Yabancı piyasalarda Türk mallarının değer bulması için ortak bir model ve ambalaj geliştirilmesinin önemi üzerinde duruldu. Tiftik, yapağı ve afyonun önce İstanbul’a gönderilerek oradan ihraç edildiği için Eskişehir tüccarının zarara uğradığı, anlatıldı. Aracı sayısının azaltılması, İhracatın doğrudan yapılması için koşulların zorlanılması önerildi. İhracatın Eskişehir’den yapılması halinde bankaların tüccara verdiği kredinin yetersiz kalacağı, arttırılması gerektiği üzerinde duruldu. En kıymetli ihraç ürünü olan lületaşı bile işlenmemiş olarak ihraç ediliyordu. Bu durumda ne kuyulardan lületaşını çıkaranlar, ne de ihraç eden yerel tüccar emeğinin karşılığını alamıyordu. Bu nedenle Kongre, Viyana’ya öğrenci gönderilip, bunların oyma, cilalama ve seri üretim tekniklerini öğrenmesinin gerekli olduğunu belirtti[97].
Sanayi
Yüzyılın başında tarım alanında Eskişehir ve çevresinde önemli bir gelişme kaydedilmiş olmasına rağmen sanayinin varlığından söz etmek olanaksızdır. Henüz ne değirmenler un fabrikasına ne de tuğla harmanları kiremit fabrikasına dönüşmemişti[98]. Lületaşı çıkarılması, işlenmesi ve pazara sunulması da aile işletmesi olmaktan öte gidememişti. İhracat ise büyük tüccarın elinde idi.

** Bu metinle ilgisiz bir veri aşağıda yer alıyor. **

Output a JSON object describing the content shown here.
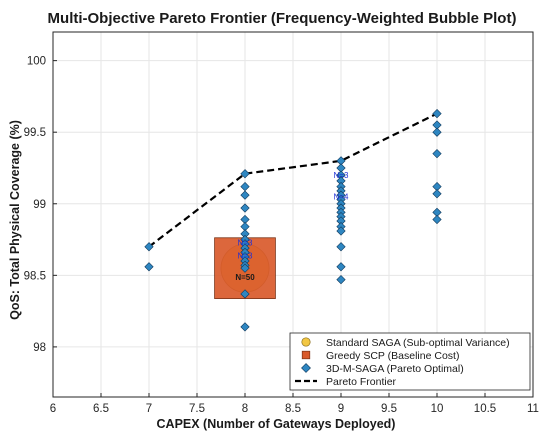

Kentte, en büyük değişim, 1894 yılında, vagon onarımı ve üretimi için bir demir fabrikası kurulması ile başladı[99]. Anadolu Demiryolu Osmanî Kumpanyası tarafından yapılan fabrika Cer Atölyesi adını aldı[100].
Cer Atölyesi’nde vagon ve lokomotiflerin bakımı yapıldığı gibi vagon montajı da yapılabiliyordu. Atölyede üst düzey yöneticiler dışında kalan çalışanlar yerli elemanlardan oluşuyordu. Bunlar, yabancı olan yöneticilerin aradığı nitelikte, çok çalışan ve az ücrete rıza gösteren gençlerdi. 5 ila 12 kuruş arasında değişen günlük ücretleri çalıştıkları günler için ödeniyordu. Sürekli çalışmadıkları için terfi almaları da söz konusu değildi[101].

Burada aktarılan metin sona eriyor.